The World Health Organisation has labelled AMR as one of the biggest threats to global health, food security, and development. In 2019, 1.27 million deaths were attributed to bacterial AMR world-wide, more than HIV and malaria combined.

Bacteria can become resistant to antibiotics by drawing on their efflux pumps – proteins which recognise antimicrobial agents and eject them before reaching their target.

This means that bacteria can reduce the concentration of antibiotics that reach the inside of the cell, increasing the likelihood of treatment failure.

In a paper published in the journal Nature Communications, KCL chemists Dr Eamonn Reading and Benjamin Russell Lewis outline a new approach for improving the efficacy of current antibiotics.

The method uses a tool called an efflex pump inhibitor, which helps antibiotics to kill bacteria.

Benjamin Russell Lewis from King’s College London said the inhibitor acts as a “molecular wedge” which can neutralise the movement of the protein controlling the efflux pump response.

“Previous studies have identified that this particular inhibitor helped antibiotics kill bacteria but no-one knew why or how, until now.

“Traditional methods have focused on inhibitors targeting proteins in the inner cell membrane of bacteria. We demonstrate that inhibitors targeting the area between the inner and outer cell membranes could work better.”

Researchers said the insights could lead to the development of new and effective treatments by reviving pre-existing antibiotics that bacteria have become resistant to. This would reduce the need to invest time and resources into developing new antibiotics, with existing drugs instead repurposed to fight AMR bacteria.

Pharmacologists hope to produce a new class of inhibitors and antibiotic treatments in time for the next generation of superbugs.

Dr Eamonn Reading from King’s College London said: “Bacterial multidrug resistance continues to spread at alarming rates, threatening human health globally.
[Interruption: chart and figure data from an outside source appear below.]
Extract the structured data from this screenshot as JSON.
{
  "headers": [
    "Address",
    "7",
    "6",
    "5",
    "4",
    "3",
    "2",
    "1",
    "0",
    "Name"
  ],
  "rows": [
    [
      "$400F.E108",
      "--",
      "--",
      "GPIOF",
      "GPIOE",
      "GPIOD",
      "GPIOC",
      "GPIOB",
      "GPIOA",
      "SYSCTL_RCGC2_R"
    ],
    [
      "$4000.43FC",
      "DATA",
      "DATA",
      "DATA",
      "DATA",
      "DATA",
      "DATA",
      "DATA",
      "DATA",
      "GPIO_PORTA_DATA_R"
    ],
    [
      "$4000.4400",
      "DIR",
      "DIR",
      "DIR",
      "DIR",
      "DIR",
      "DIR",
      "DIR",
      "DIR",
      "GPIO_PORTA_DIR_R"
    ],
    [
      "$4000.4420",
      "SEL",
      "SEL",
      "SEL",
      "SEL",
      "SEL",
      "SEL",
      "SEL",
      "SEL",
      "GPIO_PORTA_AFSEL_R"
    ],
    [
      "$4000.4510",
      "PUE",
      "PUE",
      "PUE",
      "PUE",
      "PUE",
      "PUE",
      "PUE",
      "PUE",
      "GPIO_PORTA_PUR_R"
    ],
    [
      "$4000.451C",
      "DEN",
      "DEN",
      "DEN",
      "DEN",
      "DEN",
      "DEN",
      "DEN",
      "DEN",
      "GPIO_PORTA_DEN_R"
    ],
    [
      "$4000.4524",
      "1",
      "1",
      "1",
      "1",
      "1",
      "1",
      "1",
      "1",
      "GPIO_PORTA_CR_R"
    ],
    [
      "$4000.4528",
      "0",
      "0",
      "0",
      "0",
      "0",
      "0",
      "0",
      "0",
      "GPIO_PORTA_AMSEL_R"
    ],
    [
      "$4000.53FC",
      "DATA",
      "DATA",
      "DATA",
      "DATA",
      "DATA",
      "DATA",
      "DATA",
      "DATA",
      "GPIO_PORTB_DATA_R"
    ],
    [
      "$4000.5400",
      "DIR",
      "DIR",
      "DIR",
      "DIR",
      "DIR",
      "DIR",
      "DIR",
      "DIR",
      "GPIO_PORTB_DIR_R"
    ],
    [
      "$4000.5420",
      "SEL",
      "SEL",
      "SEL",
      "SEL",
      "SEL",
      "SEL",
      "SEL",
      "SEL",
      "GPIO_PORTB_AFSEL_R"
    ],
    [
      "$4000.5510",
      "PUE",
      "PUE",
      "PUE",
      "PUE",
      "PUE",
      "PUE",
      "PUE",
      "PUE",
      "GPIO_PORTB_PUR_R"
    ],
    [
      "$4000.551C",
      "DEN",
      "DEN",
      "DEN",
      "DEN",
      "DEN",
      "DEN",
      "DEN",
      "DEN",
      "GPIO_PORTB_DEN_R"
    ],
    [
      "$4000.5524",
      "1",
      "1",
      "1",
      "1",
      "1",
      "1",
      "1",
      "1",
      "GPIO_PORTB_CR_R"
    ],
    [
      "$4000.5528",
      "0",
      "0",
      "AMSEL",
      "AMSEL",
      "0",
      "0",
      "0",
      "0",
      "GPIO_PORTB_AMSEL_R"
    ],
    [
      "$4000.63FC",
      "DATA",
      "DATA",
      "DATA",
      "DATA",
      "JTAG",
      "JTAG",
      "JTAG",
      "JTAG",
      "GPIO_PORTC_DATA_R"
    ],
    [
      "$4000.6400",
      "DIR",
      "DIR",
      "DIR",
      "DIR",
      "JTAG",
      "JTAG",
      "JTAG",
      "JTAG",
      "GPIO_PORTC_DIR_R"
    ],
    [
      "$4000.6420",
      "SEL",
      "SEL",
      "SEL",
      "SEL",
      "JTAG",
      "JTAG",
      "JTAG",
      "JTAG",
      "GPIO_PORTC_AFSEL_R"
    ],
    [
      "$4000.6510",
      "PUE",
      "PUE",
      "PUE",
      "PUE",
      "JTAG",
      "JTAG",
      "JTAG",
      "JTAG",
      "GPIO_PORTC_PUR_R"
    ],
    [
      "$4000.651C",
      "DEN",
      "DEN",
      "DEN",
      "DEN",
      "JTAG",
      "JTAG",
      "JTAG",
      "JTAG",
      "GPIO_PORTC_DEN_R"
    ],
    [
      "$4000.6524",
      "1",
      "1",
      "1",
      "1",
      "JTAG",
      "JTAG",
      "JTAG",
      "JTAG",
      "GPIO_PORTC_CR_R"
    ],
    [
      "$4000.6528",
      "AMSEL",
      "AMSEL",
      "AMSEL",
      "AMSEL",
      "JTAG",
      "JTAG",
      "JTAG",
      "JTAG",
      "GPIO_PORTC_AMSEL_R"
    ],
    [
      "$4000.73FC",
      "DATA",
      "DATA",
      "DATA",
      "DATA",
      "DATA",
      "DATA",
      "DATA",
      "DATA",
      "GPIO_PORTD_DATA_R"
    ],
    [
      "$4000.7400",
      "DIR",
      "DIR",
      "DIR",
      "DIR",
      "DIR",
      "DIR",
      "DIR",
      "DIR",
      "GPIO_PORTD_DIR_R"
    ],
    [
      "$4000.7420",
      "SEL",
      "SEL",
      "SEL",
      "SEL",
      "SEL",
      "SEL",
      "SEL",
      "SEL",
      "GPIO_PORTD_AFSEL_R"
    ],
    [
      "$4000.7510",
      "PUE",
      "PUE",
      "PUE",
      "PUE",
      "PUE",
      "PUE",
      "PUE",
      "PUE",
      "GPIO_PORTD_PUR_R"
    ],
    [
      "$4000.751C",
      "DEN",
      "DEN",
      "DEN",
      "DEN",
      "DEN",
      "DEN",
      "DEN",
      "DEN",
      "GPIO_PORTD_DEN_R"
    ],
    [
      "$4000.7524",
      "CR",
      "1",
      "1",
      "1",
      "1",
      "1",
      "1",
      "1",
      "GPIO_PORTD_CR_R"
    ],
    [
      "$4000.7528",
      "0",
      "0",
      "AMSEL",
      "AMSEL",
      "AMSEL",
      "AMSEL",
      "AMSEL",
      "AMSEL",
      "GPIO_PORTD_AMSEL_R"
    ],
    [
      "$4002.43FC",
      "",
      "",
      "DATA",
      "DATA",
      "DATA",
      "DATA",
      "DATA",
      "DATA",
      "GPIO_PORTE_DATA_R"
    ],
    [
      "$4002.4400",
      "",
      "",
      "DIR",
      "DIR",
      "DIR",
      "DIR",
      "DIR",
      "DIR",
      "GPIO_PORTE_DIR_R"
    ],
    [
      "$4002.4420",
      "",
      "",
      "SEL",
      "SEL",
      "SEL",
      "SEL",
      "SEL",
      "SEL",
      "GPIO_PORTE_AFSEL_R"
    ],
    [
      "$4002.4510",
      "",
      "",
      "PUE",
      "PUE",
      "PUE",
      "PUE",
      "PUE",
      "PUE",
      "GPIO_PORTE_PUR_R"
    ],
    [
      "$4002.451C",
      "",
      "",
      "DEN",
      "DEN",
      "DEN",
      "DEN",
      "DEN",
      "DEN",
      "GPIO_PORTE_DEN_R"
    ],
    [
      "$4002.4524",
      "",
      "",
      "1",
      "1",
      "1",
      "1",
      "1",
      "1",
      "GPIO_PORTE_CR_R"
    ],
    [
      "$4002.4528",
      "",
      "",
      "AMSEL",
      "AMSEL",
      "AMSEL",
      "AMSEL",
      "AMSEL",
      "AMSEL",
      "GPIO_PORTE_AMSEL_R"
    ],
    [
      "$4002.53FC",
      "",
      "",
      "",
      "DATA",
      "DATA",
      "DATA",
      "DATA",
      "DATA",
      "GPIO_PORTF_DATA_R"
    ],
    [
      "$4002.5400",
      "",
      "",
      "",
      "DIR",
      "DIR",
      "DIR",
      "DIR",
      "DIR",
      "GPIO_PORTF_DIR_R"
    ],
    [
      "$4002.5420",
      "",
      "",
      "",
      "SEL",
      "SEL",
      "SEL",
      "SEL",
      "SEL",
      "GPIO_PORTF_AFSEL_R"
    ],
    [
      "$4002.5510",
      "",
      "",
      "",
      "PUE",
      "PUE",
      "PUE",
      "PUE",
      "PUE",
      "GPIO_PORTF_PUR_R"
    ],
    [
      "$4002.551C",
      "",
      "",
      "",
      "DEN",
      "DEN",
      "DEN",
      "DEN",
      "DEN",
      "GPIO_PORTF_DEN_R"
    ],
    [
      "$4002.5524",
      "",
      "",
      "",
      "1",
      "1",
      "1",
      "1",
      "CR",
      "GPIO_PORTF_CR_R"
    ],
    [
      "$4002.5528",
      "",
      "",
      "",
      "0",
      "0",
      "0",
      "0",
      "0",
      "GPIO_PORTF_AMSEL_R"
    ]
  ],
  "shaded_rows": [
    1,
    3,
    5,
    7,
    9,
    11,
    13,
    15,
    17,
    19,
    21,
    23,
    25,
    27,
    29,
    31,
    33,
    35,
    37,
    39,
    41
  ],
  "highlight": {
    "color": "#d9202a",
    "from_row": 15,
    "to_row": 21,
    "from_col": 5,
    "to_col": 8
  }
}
If there ever is going to be a quick solution to dealing with something like a pandemic, employing efflux pump inhibitors will help us re-tool the existing treatments we already have.

“We’ve helped lay the foundations with which future researchers and drug manufacturers can make more impactful alternative therapeutics to treat these devastating diseases without the need to make brand new antibiotics.”

Dr Lindsey Edwards, from the School of Immunology and Microbial Sciences at King’s College London, who was not involved in the work, said of its impact: “Multidrug resistance is spreading at an alarming rate and is ‘the coming plague’.

“Tackling this global health crisis requires a multidisciplinary and multipronged approach. We need to boost our immunity and health resilience to help fight infections, reducing the demand for antibiotics in the first instance.”

He added that the research could “dramatically reduce the time and cost” it would take to deploy new treatments.

The team at KCL worked with scientists from the University of Oklahoma and The Georgia Institute of Technology.